« Escapades » : un voyage dans le temps et dans l’espace, par Kanae Endo
Edvard Grieg (1843-1907) : Au temps de Hoblerg, suite pour piano dans le style ancien op. 40 ; Alexandre Borodine (1833-1887) : Petite suite pour piano ; Rhené-Baton (1879-1940) : En Bretagne, suite de six pièces pour piano, op. 13. Kanae Endo, piano. 2019, notice en français et anglais. 67’49. Forlane FOR 16889.
On connaît très mal cette pianiste japonaise, extrêmement discrète d’ailleurs, mais il est temps qu’elle sorte de l’anonymat. Formée à l’Ecole Normale de Musique de Paris et enseignante à la Schola Cantorum de Paris, c’est une excellente chambriste et accompagnatrice. Nous avons déjà entendu les éloges de grands interprètes internationaux qui disent leur admiration sans bornes pour la qualité de ses accompagnements.
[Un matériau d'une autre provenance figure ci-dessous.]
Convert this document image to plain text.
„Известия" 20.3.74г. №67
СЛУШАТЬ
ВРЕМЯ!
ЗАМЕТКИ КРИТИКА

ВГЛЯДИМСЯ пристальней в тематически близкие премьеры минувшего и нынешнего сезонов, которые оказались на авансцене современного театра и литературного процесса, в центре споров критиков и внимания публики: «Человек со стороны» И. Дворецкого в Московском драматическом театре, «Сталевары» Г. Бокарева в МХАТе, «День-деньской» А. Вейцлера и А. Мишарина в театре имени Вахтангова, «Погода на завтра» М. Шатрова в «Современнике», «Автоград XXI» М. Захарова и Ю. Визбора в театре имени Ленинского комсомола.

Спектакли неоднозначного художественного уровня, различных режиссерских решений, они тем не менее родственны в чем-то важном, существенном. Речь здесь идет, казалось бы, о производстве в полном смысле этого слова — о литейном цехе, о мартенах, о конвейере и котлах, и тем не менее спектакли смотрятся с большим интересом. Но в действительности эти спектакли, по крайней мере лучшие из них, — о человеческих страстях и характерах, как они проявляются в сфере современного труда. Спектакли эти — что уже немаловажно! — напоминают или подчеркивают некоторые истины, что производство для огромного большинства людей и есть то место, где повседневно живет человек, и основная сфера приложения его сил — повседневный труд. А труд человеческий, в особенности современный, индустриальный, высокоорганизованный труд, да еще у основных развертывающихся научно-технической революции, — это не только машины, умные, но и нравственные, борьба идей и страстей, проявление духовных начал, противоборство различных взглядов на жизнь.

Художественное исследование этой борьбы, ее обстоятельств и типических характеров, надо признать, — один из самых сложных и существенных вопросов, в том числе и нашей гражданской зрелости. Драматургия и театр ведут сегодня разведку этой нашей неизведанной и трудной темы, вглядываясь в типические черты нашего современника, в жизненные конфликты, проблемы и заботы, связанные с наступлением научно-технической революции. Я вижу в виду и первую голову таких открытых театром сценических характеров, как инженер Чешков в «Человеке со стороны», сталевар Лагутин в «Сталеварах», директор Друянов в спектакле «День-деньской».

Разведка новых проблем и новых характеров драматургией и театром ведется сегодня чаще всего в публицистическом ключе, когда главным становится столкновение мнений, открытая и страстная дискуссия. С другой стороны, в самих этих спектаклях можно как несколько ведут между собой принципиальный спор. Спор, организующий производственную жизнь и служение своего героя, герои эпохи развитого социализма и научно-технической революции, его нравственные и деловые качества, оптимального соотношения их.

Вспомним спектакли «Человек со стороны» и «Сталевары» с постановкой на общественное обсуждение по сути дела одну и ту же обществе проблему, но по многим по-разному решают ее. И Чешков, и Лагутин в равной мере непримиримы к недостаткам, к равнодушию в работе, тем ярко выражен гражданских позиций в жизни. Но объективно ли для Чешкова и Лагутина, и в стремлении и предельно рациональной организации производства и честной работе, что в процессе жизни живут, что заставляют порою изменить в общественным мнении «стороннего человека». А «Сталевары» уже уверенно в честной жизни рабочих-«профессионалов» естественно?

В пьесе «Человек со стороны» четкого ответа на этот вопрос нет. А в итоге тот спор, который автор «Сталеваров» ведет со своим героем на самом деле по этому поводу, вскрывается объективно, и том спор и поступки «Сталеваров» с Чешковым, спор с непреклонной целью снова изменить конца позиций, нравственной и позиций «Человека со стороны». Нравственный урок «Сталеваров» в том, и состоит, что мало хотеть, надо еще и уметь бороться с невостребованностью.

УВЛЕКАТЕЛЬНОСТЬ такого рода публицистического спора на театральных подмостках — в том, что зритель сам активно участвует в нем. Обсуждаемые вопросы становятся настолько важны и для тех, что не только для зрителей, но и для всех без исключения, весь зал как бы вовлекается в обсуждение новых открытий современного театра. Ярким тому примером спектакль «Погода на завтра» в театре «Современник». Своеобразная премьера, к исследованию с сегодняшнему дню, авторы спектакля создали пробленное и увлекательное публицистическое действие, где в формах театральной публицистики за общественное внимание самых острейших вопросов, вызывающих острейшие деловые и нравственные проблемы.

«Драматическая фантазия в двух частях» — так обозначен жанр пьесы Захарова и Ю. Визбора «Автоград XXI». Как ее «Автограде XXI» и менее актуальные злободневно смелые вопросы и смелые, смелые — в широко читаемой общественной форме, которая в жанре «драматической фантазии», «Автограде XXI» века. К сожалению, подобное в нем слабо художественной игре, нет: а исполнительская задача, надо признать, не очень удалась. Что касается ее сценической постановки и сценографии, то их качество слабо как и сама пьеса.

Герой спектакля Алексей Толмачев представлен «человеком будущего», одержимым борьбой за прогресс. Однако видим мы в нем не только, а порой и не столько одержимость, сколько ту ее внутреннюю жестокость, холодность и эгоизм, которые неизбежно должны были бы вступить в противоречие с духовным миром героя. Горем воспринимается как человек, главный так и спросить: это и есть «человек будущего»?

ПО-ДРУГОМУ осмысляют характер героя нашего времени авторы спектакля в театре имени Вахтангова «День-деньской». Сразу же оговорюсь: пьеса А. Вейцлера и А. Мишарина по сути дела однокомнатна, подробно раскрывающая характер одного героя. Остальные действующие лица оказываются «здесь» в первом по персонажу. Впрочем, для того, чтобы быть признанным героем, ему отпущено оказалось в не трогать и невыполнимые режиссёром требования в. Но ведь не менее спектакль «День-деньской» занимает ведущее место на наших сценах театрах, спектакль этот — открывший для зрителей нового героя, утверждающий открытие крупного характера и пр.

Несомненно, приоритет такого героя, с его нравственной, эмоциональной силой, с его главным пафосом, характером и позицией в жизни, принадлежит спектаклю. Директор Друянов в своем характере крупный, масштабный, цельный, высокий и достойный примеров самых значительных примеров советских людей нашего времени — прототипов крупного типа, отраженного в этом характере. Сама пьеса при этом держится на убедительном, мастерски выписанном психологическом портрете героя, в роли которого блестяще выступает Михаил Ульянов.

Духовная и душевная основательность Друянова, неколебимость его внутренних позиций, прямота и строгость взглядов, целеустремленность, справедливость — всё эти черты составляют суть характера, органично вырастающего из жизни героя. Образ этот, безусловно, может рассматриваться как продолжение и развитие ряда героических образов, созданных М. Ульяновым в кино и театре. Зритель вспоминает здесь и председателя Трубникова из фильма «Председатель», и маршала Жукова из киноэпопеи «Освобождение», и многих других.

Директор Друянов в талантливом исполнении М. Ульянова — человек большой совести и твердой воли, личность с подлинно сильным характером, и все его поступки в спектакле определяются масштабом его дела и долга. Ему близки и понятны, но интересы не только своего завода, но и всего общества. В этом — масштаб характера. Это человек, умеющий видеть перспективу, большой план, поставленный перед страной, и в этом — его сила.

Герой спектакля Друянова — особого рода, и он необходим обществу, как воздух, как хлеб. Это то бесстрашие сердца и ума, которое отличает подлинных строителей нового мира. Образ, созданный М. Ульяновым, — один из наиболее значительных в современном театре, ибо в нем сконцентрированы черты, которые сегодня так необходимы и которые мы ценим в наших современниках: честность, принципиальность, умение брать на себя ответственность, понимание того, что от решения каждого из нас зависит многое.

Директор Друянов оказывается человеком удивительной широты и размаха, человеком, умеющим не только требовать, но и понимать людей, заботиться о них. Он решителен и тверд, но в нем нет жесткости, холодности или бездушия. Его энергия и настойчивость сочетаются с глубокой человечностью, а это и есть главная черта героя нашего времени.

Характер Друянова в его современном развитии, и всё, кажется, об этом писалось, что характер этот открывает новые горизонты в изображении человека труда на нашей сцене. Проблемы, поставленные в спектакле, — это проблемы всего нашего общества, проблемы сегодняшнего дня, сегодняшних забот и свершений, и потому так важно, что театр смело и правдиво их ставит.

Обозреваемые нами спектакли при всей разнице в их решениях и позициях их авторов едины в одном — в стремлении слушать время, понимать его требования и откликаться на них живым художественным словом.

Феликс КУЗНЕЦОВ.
Elle réunit ici trois Suites de trois compositeurs : Grieg, Borodine et Rhené-Baton. Au temps de Holberg, Suite dans le style ancien op. 40 de Grieg est probablement le plus connu, notamment par la version que Grieg a lui-même remaniée plus tard pour orchestre à cordes. Son caractère baroque prend tout son charme au piano, rendu ici avec style et élégance, sans toutefois que cela "imite" un clavecin ou un pianoforte.
La Petite suite pour piano de Borodine présente quelques similitudes, en tout cas une influence assez flagrante, avec la Suite Holberg. Diverses empreintes évidentes de prédécesseurs, notamment Chopin et Schumann, sont également judicieusement mises en la lumière dans un mélange subtil de ces couleurs typiquement borodiennes. A quoi s’ajoute une épaisseur de la musique de chambre où la pianiste se distingue incontestablement.
La dernière suite, En Bretagne, comprend 6 pièces. Rhené-Baton, de son vrai nom René Emmanuel Baton, est un compositeur breton qui a vécu de 1879 à 1940. Exact contemporain de Ravel (1875-1937), mais aussi de Debussy (1862-1918), et encore de Fauré (1945-1924) et de Saint-Saëns (1835-1921), ses oeuvres se tiennent chichement dans l’ombre de ces géants et attendent impatiemment d’être dévoilées au grand jour.
Pourtant, c’est lui qui a réalisé le premier enregistrement mondial de la Symphonie Fantastique de Berlioz en 1924 en dirigeant l’orchestre des Concerts Pasdeloup ! Kanae Endo parle de « son parfum nostalgique et évocateur, ses harmonies particulières, le charme de ses mélodies et aussi par sa conception quasi orchestrale ». C’est cette dernière remarque qu’on retient le plus dans son interprétation, avec des variations de timbres chatoyants. La sensibilité de la pianiste, sa finesse qui cache une perspicacité aiguë pour déceler l’essentiel de chaque pièce, font de ce disque un joyau rare dans la gigantesque planète pianistique.